When I switched the ignition on all was well except that the glowplug light is flashing both before and after starting the engine. Charge and sediment lights go out. Now what's that all about? I meticulously disconnected the starter battery before messing around near the alternator.
By now it was getting late and I was beginning to lose my rag so thought I had best give up before I start to get rough and throw spanners around. I tried to come on here to gain a clue and couldn't connect to my ISP aaargh!!!
Anyway accessed from here at work, I searched the archives and found that it may be a blown fuse. Not sure how that could have happened but that has to be my next step.
All this hassle just so that I don't run the battery down on the odd occassion I go away for a weekend........

Posted: Tue Oct 31, 2006 9:39 am
by Yamaha
Hi Ian
Doesn't the flashing glow plug lamp read the ECU faults? I would be tempted to just disconnect the main battery for 5 mins - that should clear anything.
You're on the downhill straight now, man - don't jump under a bus just yet!!
Mike
Posted: Tue Oct 31, 2006 12:01 pm
by Veg_Ian
ECU faults? It's a diesel. I thought that the only supplied control codes were basic and for the transmission and displayed via the HOLD light? Disconnecting the battery for 5 minutes or more is exactly what I was doing while restoring the wiring to the alternator ..... ?
Posted: Tue Oct 31, 2006 5:58 pm
by Veg_Ian
I owe you an apology Yamaha there is an ECU diagnostic routine (I was getting mixed up with engine management systems in petrol cars).
So I've disconnected the battery and pressed the brake pedal as it says in the manual, checked all fuses and the glow plug light continues to flash. I think all systems work (I'll check that next) but I don't seem to be able to cancel the diagnostic light. Oh well at least it isn't raining (yet)

Posted: Tue Oct 31, 2006 6:30 pm
by Yamaha
No apology needed, Ian - it was only a stab in the dark!!

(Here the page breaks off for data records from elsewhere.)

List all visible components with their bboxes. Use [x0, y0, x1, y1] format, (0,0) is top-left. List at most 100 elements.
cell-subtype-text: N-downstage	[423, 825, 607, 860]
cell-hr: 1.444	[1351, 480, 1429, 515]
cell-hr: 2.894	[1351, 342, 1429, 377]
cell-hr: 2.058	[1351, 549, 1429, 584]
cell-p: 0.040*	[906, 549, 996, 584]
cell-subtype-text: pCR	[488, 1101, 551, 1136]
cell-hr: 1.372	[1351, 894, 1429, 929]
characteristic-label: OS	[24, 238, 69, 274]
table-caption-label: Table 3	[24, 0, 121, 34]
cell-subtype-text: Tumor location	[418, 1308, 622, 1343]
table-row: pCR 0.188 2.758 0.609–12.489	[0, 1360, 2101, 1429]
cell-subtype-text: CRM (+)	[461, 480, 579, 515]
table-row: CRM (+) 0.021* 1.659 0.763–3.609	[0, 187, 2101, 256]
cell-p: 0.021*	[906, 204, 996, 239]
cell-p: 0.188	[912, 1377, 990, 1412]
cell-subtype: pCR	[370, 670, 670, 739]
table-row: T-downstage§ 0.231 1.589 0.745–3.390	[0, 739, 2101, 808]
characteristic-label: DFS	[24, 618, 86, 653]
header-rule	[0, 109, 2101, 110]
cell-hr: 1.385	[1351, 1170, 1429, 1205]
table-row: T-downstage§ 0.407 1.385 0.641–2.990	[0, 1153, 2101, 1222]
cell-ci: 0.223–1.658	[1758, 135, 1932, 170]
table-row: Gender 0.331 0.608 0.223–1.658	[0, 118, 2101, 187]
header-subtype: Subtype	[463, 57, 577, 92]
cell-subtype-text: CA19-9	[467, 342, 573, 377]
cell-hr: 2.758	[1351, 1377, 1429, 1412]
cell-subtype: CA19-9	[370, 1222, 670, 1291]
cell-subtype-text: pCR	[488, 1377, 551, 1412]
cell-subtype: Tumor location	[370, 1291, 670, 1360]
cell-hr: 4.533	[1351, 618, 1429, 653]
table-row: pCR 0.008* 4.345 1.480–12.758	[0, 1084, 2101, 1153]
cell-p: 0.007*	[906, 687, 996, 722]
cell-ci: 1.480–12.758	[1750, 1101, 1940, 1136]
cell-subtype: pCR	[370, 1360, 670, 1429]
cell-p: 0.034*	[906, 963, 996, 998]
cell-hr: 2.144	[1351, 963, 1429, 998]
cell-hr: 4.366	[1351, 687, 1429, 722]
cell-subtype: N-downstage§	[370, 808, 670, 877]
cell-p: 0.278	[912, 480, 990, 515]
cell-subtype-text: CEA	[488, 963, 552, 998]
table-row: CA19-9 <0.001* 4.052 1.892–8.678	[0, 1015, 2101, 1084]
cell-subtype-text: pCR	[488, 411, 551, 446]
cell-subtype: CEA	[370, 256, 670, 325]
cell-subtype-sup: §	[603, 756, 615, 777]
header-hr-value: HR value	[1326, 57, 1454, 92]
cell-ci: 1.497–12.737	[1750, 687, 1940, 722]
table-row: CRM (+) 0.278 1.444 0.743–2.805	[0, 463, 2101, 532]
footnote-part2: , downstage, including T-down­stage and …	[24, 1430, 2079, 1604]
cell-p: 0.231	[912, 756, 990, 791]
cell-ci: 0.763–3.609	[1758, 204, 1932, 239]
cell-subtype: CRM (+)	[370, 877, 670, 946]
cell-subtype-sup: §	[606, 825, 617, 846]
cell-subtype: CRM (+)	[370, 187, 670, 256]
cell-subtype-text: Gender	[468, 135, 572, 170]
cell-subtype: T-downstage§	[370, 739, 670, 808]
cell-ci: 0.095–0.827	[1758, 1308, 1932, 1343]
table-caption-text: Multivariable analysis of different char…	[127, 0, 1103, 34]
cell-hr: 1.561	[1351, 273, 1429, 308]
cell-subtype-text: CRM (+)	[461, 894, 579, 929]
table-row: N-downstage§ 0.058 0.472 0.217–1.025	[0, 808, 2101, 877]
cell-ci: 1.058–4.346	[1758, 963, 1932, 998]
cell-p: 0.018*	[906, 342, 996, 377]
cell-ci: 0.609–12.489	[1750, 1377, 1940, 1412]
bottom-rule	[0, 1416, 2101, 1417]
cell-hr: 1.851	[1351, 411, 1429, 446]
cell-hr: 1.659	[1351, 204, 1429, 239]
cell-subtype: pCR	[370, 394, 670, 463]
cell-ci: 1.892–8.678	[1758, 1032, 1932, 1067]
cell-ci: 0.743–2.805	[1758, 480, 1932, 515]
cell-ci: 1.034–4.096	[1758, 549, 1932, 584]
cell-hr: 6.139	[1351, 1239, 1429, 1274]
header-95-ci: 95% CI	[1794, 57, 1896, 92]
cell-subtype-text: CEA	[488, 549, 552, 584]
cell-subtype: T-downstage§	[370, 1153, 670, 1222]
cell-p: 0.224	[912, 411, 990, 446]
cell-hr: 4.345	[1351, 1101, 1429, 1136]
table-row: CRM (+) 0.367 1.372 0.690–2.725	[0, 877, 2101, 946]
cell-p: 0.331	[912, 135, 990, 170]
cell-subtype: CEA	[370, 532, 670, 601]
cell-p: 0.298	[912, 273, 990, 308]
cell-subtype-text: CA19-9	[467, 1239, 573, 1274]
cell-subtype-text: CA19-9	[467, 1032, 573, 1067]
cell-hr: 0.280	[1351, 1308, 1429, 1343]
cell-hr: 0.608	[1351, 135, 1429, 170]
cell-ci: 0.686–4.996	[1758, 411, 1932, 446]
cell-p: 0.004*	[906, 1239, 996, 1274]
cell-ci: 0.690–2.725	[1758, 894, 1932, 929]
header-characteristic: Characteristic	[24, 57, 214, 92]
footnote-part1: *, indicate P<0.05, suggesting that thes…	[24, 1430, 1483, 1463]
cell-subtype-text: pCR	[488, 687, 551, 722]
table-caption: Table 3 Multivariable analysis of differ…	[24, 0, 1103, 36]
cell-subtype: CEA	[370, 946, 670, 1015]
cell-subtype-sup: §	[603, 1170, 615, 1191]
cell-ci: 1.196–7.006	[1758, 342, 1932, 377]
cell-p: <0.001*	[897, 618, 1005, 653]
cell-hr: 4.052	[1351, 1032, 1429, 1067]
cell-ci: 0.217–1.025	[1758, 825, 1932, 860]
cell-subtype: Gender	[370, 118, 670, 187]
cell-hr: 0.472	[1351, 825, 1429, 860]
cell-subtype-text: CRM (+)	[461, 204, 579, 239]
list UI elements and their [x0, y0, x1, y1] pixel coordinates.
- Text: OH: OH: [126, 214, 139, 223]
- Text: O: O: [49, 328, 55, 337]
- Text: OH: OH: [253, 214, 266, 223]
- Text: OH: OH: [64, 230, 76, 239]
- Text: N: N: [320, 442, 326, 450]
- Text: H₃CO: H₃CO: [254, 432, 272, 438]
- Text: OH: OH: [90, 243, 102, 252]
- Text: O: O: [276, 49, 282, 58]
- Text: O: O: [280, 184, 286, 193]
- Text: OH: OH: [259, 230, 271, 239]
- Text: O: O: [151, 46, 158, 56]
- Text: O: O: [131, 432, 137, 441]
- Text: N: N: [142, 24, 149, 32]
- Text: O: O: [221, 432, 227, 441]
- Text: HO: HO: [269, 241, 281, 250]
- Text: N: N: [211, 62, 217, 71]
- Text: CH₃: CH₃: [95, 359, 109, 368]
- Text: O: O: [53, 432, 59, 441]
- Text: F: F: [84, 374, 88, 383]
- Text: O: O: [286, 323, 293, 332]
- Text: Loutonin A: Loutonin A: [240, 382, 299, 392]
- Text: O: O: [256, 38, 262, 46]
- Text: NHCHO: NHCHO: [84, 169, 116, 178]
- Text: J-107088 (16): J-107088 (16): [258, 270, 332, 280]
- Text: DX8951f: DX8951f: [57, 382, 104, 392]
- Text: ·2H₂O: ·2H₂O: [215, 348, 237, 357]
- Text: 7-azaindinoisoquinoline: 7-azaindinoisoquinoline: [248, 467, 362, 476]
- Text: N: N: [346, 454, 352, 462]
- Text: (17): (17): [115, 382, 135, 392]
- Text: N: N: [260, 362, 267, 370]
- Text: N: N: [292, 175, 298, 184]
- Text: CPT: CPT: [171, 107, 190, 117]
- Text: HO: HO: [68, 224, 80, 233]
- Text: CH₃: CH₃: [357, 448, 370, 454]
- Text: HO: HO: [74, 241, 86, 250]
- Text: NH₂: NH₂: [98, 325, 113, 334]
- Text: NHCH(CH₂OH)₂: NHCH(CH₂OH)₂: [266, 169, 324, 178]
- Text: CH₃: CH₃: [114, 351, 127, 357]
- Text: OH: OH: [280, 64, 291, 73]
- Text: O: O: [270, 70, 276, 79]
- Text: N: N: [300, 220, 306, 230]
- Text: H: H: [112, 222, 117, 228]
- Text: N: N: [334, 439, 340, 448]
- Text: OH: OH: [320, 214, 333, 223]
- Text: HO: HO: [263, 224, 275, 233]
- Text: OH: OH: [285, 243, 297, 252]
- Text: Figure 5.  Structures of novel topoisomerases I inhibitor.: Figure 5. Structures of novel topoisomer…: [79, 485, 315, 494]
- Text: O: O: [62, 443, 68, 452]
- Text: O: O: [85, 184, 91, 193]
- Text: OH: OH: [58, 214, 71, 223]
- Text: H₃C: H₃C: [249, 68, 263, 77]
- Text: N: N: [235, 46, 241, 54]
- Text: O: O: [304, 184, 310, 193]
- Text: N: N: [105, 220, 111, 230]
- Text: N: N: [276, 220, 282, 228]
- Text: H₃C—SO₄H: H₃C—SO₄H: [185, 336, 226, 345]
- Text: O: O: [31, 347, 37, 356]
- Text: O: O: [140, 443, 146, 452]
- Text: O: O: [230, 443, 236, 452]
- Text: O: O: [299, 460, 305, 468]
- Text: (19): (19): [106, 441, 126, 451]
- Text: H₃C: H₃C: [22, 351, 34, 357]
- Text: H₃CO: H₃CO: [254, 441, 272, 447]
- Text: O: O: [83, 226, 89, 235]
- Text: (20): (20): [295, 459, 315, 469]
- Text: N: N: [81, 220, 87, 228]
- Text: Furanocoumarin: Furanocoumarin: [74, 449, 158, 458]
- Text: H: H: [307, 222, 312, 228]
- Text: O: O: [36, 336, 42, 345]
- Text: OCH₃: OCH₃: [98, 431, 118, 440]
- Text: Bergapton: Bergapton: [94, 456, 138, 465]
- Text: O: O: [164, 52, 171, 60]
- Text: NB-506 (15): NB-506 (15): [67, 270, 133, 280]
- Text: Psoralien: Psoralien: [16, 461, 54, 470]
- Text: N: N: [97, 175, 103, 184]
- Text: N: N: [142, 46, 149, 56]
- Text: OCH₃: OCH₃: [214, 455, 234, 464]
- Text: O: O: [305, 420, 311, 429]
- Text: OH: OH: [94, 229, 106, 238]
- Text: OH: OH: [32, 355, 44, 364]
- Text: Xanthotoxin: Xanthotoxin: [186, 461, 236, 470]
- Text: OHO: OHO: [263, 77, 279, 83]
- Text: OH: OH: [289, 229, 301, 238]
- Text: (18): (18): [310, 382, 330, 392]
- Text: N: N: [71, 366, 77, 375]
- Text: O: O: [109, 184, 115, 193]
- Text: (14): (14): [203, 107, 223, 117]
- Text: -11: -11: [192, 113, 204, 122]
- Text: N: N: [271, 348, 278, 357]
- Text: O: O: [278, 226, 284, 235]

I'm a new convert to Bongo'ing, so I'm still on a steep learning curve!
Managed to win a towbar on eBay - it arrived at 10am - along with the rain!
Luckily, it cleared after dinner, enabling some progress to be made - the towbar is fitted and bolted up - just the wiring to do tomorrow!!
Hope you sort your problem out - can't think what would have caused that fault. I'm sure someone more knowledgable will provide an answer.
Mike
Posted: Tue Oct 31, 2006 8:27 pm
by Veg_Ian
Hahahaha!! I definitely get dafter as I get older. When checking the fuses I omitted No1 Interior because I've done the Pippin mod. and connected the interior lights to the leisure battery. As I had disconnected the relay and stuff it didn't occur to me it could be my 'new' No1 fuse. It was! So all cables and fuses uprated and connected up, glowplug light is no longer flashing and all is go. Moral of the story - don't be too quick to overlook the obvious.
Thanks guys. Time to close this thread I think.